The fact that progress on existing environments (Go, ALE-57, etc) isn’t bottlenecked by environments doesn’t seem like particularly useful evidence. The question is whether we could be making much more progress towards AGI with environments that were more conducive to developing AGI. The fact that we’re running out of “headline” challenges along the lines of Go and Starcraft is one reason to think that having better environments would make a big difference—although to be clear, the main focus of my post is on the coming decades, and the claim that environments are currently a bottleneck does seem much weaker.

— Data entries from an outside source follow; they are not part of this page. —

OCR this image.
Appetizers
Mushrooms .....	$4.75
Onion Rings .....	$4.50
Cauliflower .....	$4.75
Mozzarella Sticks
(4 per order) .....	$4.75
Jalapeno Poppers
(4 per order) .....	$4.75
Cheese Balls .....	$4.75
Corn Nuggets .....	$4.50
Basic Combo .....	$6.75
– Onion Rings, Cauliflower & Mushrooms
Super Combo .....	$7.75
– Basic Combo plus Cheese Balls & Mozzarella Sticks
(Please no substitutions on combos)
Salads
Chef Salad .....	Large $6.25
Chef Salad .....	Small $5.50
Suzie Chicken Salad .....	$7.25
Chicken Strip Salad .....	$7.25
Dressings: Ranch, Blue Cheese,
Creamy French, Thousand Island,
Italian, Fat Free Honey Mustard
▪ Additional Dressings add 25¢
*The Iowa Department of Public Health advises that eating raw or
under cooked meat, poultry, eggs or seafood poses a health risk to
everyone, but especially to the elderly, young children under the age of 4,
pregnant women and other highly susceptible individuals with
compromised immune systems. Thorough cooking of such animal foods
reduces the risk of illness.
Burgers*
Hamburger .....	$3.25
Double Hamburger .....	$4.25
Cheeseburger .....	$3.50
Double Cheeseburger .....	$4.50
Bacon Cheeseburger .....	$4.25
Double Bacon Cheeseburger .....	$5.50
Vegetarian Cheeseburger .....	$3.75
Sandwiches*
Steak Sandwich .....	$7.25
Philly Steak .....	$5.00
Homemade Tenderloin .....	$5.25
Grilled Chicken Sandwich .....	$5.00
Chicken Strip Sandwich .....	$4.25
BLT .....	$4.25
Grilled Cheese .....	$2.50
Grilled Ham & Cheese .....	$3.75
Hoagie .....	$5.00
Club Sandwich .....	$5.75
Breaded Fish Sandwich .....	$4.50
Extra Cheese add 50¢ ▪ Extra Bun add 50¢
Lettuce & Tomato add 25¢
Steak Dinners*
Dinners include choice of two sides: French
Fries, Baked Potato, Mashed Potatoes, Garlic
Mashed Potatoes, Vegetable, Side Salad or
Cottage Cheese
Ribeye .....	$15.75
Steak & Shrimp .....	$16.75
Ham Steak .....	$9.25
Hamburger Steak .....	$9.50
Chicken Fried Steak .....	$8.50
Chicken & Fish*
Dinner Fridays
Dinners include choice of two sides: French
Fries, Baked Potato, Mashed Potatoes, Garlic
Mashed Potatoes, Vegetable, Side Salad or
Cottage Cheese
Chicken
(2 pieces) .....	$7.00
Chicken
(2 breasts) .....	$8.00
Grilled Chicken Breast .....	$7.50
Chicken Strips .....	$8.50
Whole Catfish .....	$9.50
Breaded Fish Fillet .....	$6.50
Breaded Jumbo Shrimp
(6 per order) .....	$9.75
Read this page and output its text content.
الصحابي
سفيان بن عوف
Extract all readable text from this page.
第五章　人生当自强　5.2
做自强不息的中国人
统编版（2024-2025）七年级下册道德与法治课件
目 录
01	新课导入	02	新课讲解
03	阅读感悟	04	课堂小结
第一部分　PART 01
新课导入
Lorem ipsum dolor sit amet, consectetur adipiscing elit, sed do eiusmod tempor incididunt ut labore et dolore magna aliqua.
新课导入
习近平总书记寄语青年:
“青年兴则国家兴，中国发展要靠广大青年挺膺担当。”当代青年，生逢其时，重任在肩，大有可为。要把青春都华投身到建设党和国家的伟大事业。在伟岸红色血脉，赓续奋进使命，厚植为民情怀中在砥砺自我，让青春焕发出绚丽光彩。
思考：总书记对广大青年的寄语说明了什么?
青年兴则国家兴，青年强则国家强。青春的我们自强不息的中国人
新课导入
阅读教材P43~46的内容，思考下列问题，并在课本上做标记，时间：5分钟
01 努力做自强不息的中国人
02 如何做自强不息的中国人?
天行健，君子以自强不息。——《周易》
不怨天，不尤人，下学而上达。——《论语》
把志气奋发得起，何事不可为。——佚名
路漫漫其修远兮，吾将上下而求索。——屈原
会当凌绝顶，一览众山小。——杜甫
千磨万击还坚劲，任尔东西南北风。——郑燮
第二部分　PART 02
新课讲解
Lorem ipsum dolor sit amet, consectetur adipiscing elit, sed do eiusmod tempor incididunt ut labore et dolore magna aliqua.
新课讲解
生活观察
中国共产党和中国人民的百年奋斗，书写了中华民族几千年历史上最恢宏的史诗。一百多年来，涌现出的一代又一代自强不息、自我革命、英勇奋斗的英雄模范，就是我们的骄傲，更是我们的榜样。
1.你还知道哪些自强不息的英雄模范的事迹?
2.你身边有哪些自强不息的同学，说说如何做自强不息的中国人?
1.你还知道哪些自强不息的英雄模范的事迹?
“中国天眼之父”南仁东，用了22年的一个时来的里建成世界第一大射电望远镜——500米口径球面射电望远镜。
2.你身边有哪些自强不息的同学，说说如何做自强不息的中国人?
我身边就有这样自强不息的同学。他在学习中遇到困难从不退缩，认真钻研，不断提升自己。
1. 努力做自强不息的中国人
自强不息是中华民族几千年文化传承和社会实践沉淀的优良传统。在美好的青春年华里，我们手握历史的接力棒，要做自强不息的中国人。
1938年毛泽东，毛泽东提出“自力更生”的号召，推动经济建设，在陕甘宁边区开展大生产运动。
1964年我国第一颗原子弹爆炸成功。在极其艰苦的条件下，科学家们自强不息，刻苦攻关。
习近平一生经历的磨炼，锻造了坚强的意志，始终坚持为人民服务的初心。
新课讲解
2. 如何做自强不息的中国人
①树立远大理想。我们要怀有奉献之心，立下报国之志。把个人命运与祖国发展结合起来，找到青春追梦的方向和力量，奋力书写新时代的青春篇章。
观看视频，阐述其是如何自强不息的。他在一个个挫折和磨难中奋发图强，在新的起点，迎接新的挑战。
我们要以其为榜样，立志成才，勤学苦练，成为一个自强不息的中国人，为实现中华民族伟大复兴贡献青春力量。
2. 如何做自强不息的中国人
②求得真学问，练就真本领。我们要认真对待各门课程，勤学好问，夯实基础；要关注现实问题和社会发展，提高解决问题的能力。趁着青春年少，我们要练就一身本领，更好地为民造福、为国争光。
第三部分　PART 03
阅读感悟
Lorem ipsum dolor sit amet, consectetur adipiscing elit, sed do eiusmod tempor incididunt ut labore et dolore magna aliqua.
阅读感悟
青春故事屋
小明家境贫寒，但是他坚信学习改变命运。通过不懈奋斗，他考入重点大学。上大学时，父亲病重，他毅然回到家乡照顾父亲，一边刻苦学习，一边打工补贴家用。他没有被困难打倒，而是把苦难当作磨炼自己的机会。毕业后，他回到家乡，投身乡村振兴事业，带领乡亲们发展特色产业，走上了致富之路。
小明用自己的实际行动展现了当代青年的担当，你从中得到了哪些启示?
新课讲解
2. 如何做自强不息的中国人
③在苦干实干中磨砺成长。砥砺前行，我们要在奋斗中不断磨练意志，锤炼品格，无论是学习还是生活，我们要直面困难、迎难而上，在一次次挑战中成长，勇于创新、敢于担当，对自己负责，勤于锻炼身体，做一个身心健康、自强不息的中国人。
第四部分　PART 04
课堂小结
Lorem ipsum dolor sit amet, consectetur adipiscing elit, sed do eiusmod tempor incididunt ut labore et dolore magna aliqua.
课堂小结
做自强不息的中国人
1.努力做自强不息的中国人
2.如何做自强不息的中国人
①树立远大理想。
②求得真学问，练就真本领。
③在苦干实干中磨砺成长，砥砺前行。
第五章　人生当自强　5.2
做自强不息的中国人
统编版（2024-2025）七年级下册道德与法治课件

More concretely, is it possible to construct some dataset on which our current methods would get significantly closer to AGI than they are today? I think that’s plausible—e.g. perhaps we could take the linguistic corpus that GPT-3 was trained on, and carefully annotate what counts as good reasoning and what doesn’t. (In some ways this is what reward modelling is trying to do—but that focuses more on alignment than capabilities.)
Or another way of putting it: suppose we gave the field of deep learning 10,000x current compute and algorithms that are 10 years ahead of today. Would people know what to apply them to, in order to get much closer to AGI? If not, this also suggests that environments will be a bottleneck unless someone focuses on them within the next decade.